In vitro DC maturation assay. The D1 dendritic cell line is a growth factor-dependent immature spleen-derived DC line from C57BL/6 (H-2b) mice. D1 cells were cultured as described.24 Test compounds were titrated in a 96-wells plate (Corning, Amsterdam, The Netherlands) in complete IMDM medium. Next, D1 cells were harvested, counted, and subsequently transferred to the 96-wells plates containing the test compound titrations, using approximately 40.000 cells per well.
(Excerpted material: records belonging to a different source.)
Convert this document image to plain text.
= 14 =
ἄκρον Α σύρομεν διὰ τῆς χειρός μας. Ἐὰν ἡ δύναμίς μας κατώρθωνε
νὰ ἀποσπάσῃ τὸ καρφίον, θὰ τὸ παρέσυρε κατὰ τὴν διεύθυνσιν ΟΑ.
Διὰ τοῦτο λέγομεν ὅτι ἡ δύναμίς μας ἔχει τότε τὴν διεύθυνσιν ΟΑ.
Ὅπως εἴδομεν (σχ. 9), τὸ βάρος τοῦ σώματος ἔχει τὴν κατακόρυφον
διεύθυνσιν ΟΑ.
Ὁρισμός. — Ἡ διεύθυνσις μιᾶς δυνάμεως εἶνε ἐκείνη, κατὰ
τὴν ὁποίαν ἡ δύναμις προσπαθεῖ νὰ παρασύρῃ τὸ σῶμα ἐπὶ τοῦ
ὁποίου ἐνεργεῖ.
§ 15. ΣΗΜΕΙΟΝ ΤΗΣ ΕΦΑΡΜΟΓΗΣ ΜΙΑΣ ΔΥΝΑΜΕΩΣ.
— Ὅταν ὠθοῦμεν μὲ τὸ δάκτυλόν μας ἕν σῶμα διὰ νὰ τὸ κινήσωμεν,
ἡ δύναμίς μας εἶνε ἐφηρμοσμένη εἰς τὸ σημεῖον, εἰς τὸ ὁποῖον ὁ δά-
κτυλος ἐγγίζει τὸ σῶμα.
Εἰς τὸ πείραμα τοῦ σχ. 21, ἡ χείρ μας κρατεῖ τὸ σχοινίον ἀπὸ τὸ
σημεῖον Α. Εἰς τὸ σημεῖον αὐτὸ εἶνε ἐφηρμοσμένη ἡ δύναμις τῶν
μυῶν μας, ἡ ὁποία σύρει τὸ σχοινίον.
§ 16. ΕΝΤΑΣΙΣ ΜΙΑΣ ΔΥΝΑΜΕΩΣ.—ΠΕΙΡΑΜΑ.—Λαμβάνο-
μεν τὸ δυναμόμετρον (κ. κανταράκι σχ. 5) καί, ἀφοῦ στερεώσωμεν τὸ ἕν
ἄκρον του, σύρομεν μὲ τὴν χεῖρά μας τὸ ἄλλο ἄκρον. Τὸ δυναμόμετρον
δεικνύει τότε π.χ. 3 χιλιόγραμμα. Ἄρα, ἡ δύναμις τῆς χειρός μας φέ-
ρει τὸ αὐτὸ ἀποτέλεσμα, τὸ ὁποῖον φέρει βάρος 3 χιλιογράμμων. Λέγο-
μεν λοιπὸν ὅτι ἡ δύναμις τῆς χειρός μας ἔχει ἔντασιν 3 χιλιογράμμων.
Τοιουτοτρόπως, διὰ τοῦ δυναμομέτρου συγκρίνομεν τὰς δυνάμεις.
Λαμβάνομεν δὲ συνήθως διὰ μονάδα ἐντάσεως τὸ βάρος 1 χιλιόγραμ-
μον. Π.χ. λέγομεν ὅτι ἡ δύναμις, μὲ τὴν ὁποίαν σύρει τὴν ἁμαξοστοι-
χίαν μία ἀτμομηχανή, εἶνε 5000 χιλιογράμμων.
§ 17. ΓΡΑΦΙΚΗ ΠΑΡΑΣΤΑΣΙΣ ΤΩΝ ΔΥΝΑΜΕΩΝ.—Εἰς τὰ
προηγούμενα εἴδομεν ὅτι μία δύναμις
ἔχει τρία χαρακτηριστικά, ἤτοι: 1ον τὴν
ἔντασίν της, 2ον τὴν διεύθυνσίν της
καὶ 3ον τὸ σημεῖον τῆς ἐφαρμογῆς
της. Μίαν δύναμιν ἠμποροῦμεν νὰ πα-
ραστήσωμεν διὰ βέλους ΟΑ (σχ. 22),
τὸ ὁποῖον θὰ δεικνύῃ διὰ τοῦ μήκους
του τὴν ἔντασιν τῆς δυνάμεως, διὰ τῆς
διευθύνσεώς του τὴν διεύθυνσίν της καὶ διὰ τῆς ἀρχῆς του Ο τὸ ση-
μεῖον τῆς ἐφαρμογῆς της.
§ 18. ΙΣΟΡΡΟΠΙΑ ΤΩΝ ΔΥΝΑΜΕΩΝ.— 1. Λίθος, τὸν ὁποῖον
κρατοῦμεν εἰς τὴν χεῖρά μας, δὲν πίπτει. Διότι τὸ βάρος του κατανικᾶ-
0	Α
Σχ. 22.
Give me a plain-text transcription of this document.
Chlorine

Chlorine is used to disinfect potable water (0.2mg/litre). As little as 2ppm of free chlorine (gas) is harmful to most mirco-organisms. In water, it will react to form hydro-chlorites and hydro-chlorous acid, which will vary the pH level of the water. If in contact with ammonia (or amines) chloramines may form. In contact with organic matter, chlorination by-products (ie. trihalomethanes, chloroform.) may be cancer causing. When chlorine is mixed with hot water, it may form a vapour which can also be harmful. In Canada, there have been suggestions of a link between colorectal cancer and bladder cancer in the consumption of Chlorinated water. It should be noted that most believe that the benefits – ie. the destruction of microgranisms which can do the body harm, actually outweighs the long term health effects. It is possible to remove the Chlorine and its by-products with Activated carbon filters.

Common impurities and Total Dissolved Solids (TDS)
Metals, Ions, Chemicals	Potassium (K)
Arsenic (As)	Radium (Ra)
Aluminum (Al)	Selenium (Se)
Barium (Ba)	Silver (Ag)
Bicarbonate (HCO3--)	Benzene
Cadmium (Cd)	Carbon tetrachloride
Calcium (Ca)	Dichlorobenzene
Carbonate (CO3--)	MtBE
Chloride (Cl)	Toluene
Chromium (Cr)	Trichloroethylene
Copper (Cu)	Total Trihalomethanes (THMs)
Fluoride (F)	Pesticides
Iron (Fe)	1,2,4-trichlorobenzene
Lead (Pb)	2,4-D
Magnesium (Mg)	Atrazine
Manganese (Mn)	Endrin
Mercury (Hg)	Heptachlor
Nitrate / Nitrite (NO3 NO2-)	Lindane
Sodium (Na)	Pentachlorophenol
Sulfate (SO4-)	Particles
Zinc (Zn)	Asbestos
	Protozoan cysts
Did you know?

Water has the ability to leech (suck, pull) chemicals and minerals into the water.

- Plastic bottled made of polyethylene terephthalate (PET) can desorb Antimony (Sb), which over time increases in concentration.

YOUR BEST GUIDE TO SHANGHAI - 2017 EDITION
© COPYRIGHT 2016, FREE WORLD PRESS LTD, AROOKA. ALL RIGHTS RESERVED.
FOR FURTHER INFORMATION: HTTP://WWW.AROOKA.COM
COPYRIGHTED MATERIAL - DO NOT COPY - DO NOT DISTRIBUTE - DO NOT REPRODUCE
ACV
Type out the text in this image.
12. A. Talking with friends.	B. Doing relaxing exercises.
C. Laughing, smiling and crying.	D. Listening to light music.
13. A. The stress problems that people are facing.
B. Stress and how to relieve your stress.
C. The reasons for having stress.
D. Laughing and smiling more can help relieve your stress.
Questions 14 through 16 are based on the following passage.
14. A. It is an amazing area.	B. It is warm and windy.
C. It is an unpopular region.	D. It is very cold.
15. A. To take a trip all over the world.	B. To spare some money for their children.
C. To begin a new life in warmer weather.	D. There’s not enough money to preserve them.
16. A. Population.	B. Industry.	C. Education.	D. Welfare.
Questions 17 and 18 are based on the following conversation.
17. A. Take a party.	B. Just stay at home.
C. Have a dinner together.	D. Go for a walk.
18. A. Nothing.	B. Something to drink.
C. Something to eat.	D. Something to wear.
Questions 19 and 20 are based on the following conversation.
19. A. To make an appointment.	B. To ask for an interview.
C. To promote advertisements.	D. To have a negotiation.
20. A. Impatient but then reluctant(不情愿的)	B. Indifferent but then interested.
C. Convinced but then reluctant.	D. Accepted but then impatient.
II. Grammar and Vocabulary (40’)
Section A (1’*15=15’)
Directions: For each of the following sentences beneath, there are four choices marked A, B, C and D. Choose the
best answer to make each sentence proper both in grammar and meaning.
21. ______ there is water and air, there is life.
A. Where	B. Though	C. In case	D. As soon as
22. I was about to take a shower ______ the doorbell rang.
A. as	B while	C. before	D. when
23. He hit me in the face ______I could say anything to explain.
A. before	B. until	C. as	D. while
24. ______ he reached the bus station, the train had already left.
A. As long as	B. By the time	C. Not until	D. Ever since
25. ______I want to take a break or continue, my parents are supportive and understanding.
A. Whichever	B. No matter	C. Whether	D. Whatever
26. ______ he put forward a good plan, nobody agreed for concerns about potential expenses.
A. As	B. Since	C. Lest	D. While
After 24 hours of incubation at 37°C, supernatant was taken from the wells for ELISA analysis (BioLegend, San Diego, USA) in which the amount of produced IL-12p40 was measured. After 48 hours, the DCs were stained with a fluorescent antibody directed against CD86 (eBioscience, San Diego, USA), and analyzed by flow cytometry acquiring 50,000 cells per sample.

Notes

HEK293-TLR2 activation. The HEK-TLR2 reporter cell line, HEK293 cells stably transfected with human TLR2 were obtained from Invivogen, Toulouse, France. HEK-TLR2 cells were cultured in complete IMDM medium, supplemented with 500 ug/ml geneticin. Test compounds were titrated in a flatbottom 96-wells plate (Corning, Amsterdam, The Netherlands) in complete IMDM medium to which 20.000 HEK-TLR2 cells per well were added. After 48 hours of incubation at 37°C, the supernatant was taken from the wells for ELISA analysis (BioLegend, San Diego, USA) to determine the amount of IL8 that was produced as a measure for TLR2-mediated activation.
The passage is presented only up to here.